Пирошка, лежа в постели, глядит вокруг удивленно. Неужто и вправду родила она этот вот писклявый комочек? Даже слова не может вымолвить: все еще не прошел у нее первый испуг.
— Как назовете-то его? — любопытствует мать Тарцали. А сама в это время ходит по горнице, переставляет что-то, порядок наводит. — Приберу у вас немного, — говорит. Она всегда себе дело найдет.
— Как назовем? Ага… Будет у него такое имя, какое не к каждому пристает… с иных, бывает, и падает… — если через кума не смог Тарцали в историю попасть, так хотя бы попадет через сына. — Пусть будет он — Арпад. Или нет. Аттила. Аттила Тарцали. А может, Миклош? Как Миклош Толди или Миклош Зрини[32]…
На Миклоше и остановился Тарцали.
А у Пирошки он и не спрашивает, что та думает, будто она и касательства не имеет к ребенку.
Пирошка же смотрит на мужа, слушает плач сына. И боится поверить: неужели все, неужели конец ее мукам?..
Правда, всяким заботам, связанным с рождением нового человека, с утверждением его в правах, еще далеко не конец. Теперь зарегистрировать его надо в правлении (это повитуха сделает), потом со священником договориться насчет крестин (тоже дело повитухи).
И наконец, надо условиться, когда будут крестины.
Кажется Тарцали: с рождением его сына произошло что-то такое, от чего все вокруг, и старые, и малые, должны побросать свои дела. Самый умный, самый счастливый и самый известный человек теперь Тарцали в деревне: мужики, бабы останавливают его на улице, интересуются: «Ну, как Пирошка? Хорошо себя чувствует? А маленький? Смотрите, чтоб не переел он у вас, а мать чтоб грудью не придавила…» Словом, советов хватает с избытком.
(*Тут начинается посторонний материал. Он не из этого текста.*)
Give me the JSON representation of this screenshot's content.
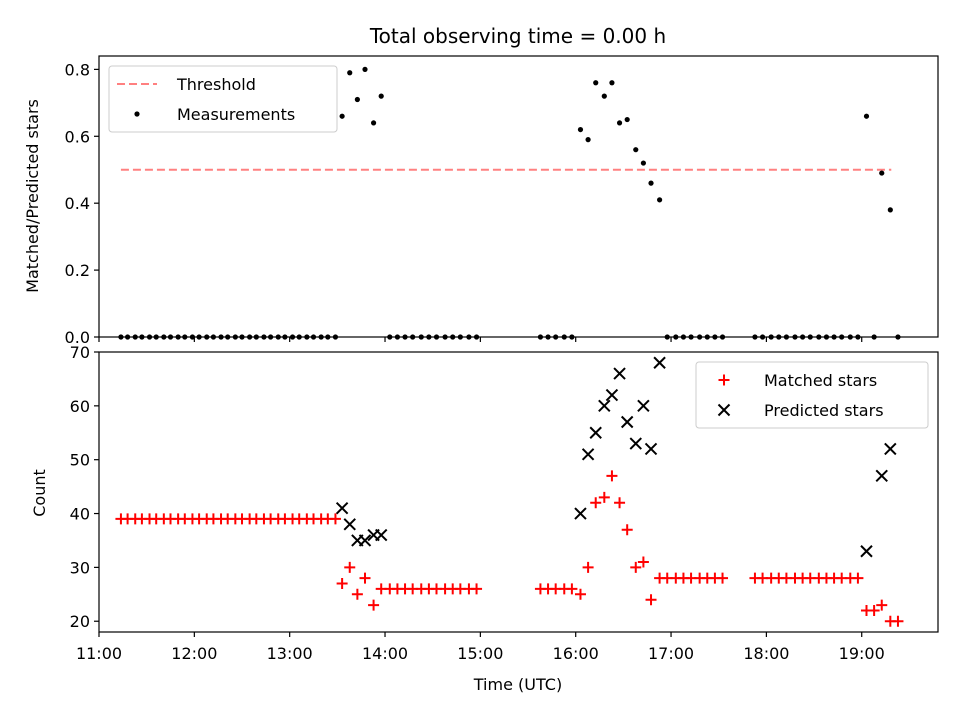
{
  "chart_data": [
    {
      "type": "scatter",
      "title": "Total observing time = 0.00 h",
      "xlabel": "",
      "ylabel": "Matched/Predicted stars",
      "xlim": [
        11.0,
        19.8
      ],
      "ylim": [
        0.0,
        0.84
      ],
      "yticks": [
        0.0,
        0.2,
        0.4,
        0.6,
        0.8
      ],
      "ytick_labels": [
        "0.0",
        "0.2",
        "0.4",
        "0.6",
        "0.8"
      ],
      "legend_position": "upper left",
      "series": [
        {
          "name": "Threshold",
          "style": "dashed-line",
          "color": "#ff8080",
          "x": [
            11.23,
            19.31
          ],
          "y": [
            0.5,
            0.5
          ]
        },
        {
          "name": "Measurements",
          "style": "dot",
          "color": "#000000",
          "x": [
            11.23,
            11.3,
            11.38,
            11.45,
            11.53,
            11.6,
            11.68,
            11.75,
            11.83,
            11.9,
            11.98,
            12.05,
            12.13,
            12.2,
            12.28,
            12.35,
            12.43,
            12.5,
            12.58,
            12.65,
            12.73,
            12.8,
            12.88,
            12.95,
            13.03,
            13.1,
            13.18,
            13.25,
            13.33,
            13.4,
            13.48,
            13.55,
            13.63,
            13.71,
            13.79,
            13.88,
            13.96,
            14.05,
            14.13,
            14.21,
            14.29,
            14.38,
            14.46,
            14.54,
            14.63,
            14.71,
            14.79,
            14.88,
            14.96,
            15.63,
            15.71,
            15.79,
            15.88,
            15.96,
            16.05,
            16.13,
            16.21,
            16.3,
            16.38,
            16.46,
            16.54,
            16.63,
            16.71,
            16.79,
            16.88,
            16.96,
            17.05,
            17.13,
            17.21,
            17.3,
            17.38,
            17.46,
            17.54,
            17.88,
            17.96,
            18.05,
            18.13,
            18.21,
            18.3,
            18.38,
            18.46,
            18.55,
            18.63,
            18.71,
            18.79,
            18.88,
            18.96,
            19.05,
            19.13,
            19.21,
            19.3,
            19.38
          ],
          "y": [
            0,
            0,
            0,
            0,
            0,
            0,
            0,
            0,
            0,
            0,
            0,
            0,
            0,
            0,
            0,
            0,
            0,
            0,
            0,
            0,
            0,
            0,
            0,
            0,
            0,
            0,
            0,
            0,
            0,
            0,
            0,
            0.66,
            0.79,
            0.71,
            0.8,
            0.64,
            0.72,
            0,
            0,
            0,
            0,
            0,
            0,
            0,
            0,
            0,
            0,
            0,
            0,
            0,
            0,
            0,
            0,
            0,
            0.62,
            0.59,
            0.76,
            0.72,
            0.76,
            0.64,
            0.65,
            0.56,
            0.52,
            0.46,
            0.41,
            0,
            0,
            0,
            0,
            0,
            0,
            0,
            0,
            0,
            0,
            0,
            0,
            0,
            0,
            0,
            0,
            0,
            0,
            0,
            0,
            0,
            0,
            0.66,
            0,
            0.49,
            0.38,
            0
          ]
        }
      ],
      "grid": false
    },
    {
      "type": "scatter",
      "title": "",
      "xlabel": "Time (UTC)",
      "ylabel": "Count",
      "xlim": [
        11.0,
        19.8
      ],
      "ylim": [
        18,
        70
      ],
      "xticks": [
        11,
        12,
        13,
        14,
        15,
        16,
        17,
        18,
        19
      ],
      "xtick_labels": [
        "11:00",
        "12:00",
        "13:00",
        "14:00",
        "15:00",
        "16:00",
        "17:00",
        "18:00",
        "19:00"
      ],
      "yticks": [
        20,
        30,
        40,
        50,
        60,
        70
      ],
      "ytick_labels": [
        "20",
        "30",
        "40",
        "50",
        "60",
        "70"
      ],
      "legend_position": "upper right",
      "series": [
        {
          "name": "Matched stars",
          "marker": "+",
          "color": "#ff0000",
          "x": [
            11.23,
            11.3,
            11.38,
            11.45,
            11.53,
            11.6,
            11.68,
            11.75,
            11.83,
            11.9,
            11.98,
            12.05,
            12.13,
            12.2,
            12.28,
            12.35,
            12.43,
            12.5,
            12.58,
            12.65,
            12.73,
            12.8,
            12.88,
            12.95,
            13.03,
            13.1,
            13.18,
            13.25,
            13.33,
            13.4,
            13.48,
            13.55,
            13.63,
            13.71,
            13.79,
            13.88,
            13.96,
            14.05,
            14.13,
            14.21,
            14.29,
            14.38,
            14.46,
            14.54,
            14.63,
            14.71,
            14.79,
            14.88,
            14.96,
            15.63,
            15.71,
            15.79,
            15.88,
            15.96,
            16.05,
            16.13,
            16.21,
            16.3,
            16.38,
            16.46,
            16.54,
            16.63,
            16.71,
            16.79,
            16.88,
            16.96,
            17.05,
            17.13,
            17.21,
            17.3,
            17.38,
            17.46,
            17.54,
            17.88,
            17.96,
            18.05,
            18.13,
            18.21,
            18.3,
            18.38,
            18.46,
            18.55,
            18.63,
            18.71,
            18.79,
            18.88,
            18.96,
            19.05,
            19.13,
            19.21,
            19.3,
            19.38
          ],
          "y": [
            39,
            39,
            39,
            39,
            39,
            39,
            39,
            39,
            39,
            39,
            39,
            39,
            39,
            39,
            39,
            39,
            39,
            39,
            39,
            39,
            39,
            39,
            39,
            39,
            39,
            39,
            39,
            39,
            39,
            39,
            39,
            27,
            30,
            25,
            28,
            23,
            26,
            26,
            26,
            26,
            26,
            26,
            26,
            26,
            26,
            26,
            26,
            26,
            26,
            26,
            26,
            26,
            26,
            26,
            25,
            30,
            42,
            43,
            47,
            42,
            37,
            30,
            31,
            24,
            28,
            28,
            28,
            28,
            28,
            28,
            28,
            28,
            28,
            28,
            28,
            28,
            28,
            28,
            28,
            28,
            28,
            28,
            28,
            28,
            28,
            28,
            28,
            22,
            22,
            23,
            20,
            20
          ]
        },
        {
          "name": "Predicted stars",
          "marker": "x",
          "color": "#000000",
          "x": [
            13.55,
            13.63,
            13.71,
            13.79,
            13.88,
            13.96,
            16.05,
            16.13,
            16.21,
            16.3,
            16.38,
            16.46,
            16.54,
            16.63,
            16.71,
            16.79,
            16.88,
            19.05,
            19.21,
            19.3
          ],
          "y": [
            41,
            38,
            35,
            35,
            36,
            36,
            40,
            51,
            55,
            60,
            62,
            66,
            57,
            53,
            60,
            52,
            68,
            33,
            47,
            52
          ]
        }
      ],
      "grid": false
    }
  ]
}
Теперь этот момент нужно использовать с умом.
Во-первых, устроить пышные крестины. Всех прежних приятелей позвать. Крестным отцом, конечно, Красного Гоза, а остальных — в кумовья. Чтобы, значит, старую дружбу поддержать. Как говорится: старый друг лучше новых двух. И это очень скоро подтвердится, еще до исхода сентября.
Крестины прошли без сучка, без задоринки. Ребенка в церковь понесла Марика: вернее сказать, несла-то повитуха Ставичиха, а Марика у нее лишь на церковном дворе взяла. Постояли там немного, пока священник молитву закончил, потом вошли.
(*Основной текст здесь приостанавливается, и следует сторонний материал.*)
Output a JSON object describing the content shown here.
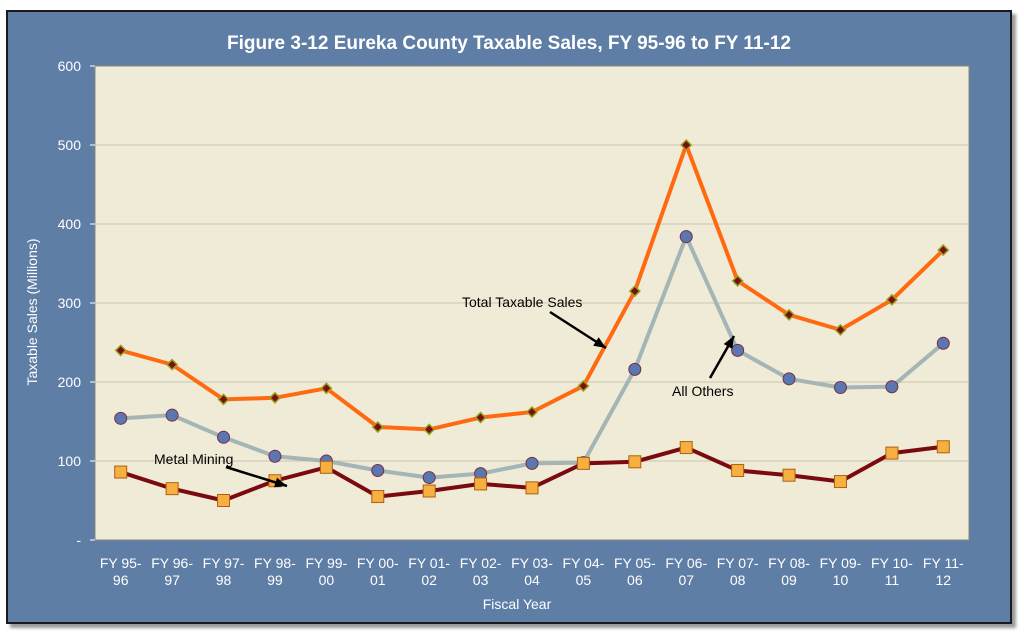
{
  "chart_data": {
    "type": "line",
    "title": "Figure 3-12 Eureka County Taxable Sales, FY 95-96 to FY 11-12",
    "xlabel": "Fiscal Year",
    "ylabel": "Taxable Sales (Millions)",
    "ylim": [
      0,
      600
    ],
    "yticks": [
      "-",
      "100",
      "200",
      "300",
      "400",
      "500",
      "600"
    ],
    "grid": true,
    "categories": [
      [
        "FY 95-",
        "96"
      ],
      [
        "FY 96-",
        "97"
      ],
      [
        "FY 97-",
        "98"
      ],
      [
        "FY 98-",
        "99"
      ],
      [
        "FY 99-",
        "00"
      ],
      [
        "FY 00-",
        "01"
      ],
      [
        "FY 01-",
        "02"
      ],
      [
        "FY 02-",
        "03"
      ],
      [
        "FY 03-",
        "04"
      ],
      [
        "FY 04-",
        "05"
      ],
      [
        "FY 05-",
        "06"
      ],
      [
        "FY 06-",
        "07"
      ],
      [
        "FY 07-",
        "08"
      ],
      [
        "FY 08-",
        "09"
      ],
      [
        "FY 09-",
        "10"
      ],
      [
        "FY 10-",
        "11"
      ],
      [
        "FY 11-",
        "12"
      ]
    ],
    "series": [
      {
        "name": "Total Taxable Sales",
        "color": "#ff6a10",
        "marker": "diamond",
        "marker_fill": "#7a1010",
        "marker_stroke": "#9aa020",
        "values": [
          240,
          222,
          178,
          180,
          192,
          143,
          140,
          155,
          162,
          195,
          315,
          500,
          328,
          285,
          266,
          304,
          367
        ]
      },
      {
        "name": "All Others",
        "color": "#a3b5b5",
        "marker": "circle",
        "marker_fill": "#5a78ad",
        "marker_stroke": "#7a2a50",
        "values": [
          154,
          158,
          130,
          106,
          100,
          88,
          79,
          84,
          97,
          98,
          216,
          384,
          240,
          204,
          193,
          194,
          249
        ]
      },
      {
        "name": "Metal Mining",
        "color": "#7a0a10",
        "marker": "square",
        "marker_fill": "#f5b041",
        "marker_stroke": "#b06010",
        "values": [
          86,
          65,
          50,
          75,
          92,
          55,
          62,
          71,
          66,
          97,
          99,
          117,
          88,
          82,
          74,
          110,
          118
        ]
      }
    ],
    "annotations": [
      {
        "text": "Total Taxable Sales",
        "series": 0
      },
      {
        "text": "All Others",
        "series": 1
      },
      {
        "text": "Metal Mining",
        "series": 2
      }
    ]
  },
  "colors": {
    "frame": "#5f7ea6",
    "plot_background": "#efebd6",
    "gridline": "#c8c4b0",
    "text": "#ffffff"
  }
}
Много раз уже видела Марика воскресными утрами, как совершают в церкви обряд крещения. А все ж на этот раз все как-то по-другому было, по-особенному.
Ведь на этот раз стоит она здесь не только как свидетельница начала новой жизни, но и сама вместе с ребенком принимает благословение.
И священник ради нее говорит молитву, и паства подтягивает ему — тоже ради нее, а когда выходит она из церкви, вслед за ней льется в двери светлый, радостный псалом.
Все хорошо обошлось. Ставичиха ребенка опять забрала у нее на церковном дворе — но к Тарцали пойти Марика уже не смогла. Домой ей надо было.
Воскресенье стояло тихое, ясное; легкий ветерок дул, печальный шелест шелковиц заполнял двор и сени; куры, гуси слонялись возле хлева; солнце передвинулось уже за деревню, над выгоном стояло.
— А ты чего домой пришла? — удивляется свекровь.
— Не знаю… Вроде начинается… а может, и нет… нехорошо мне… — медленно входит Марика в сени, идет в горницу.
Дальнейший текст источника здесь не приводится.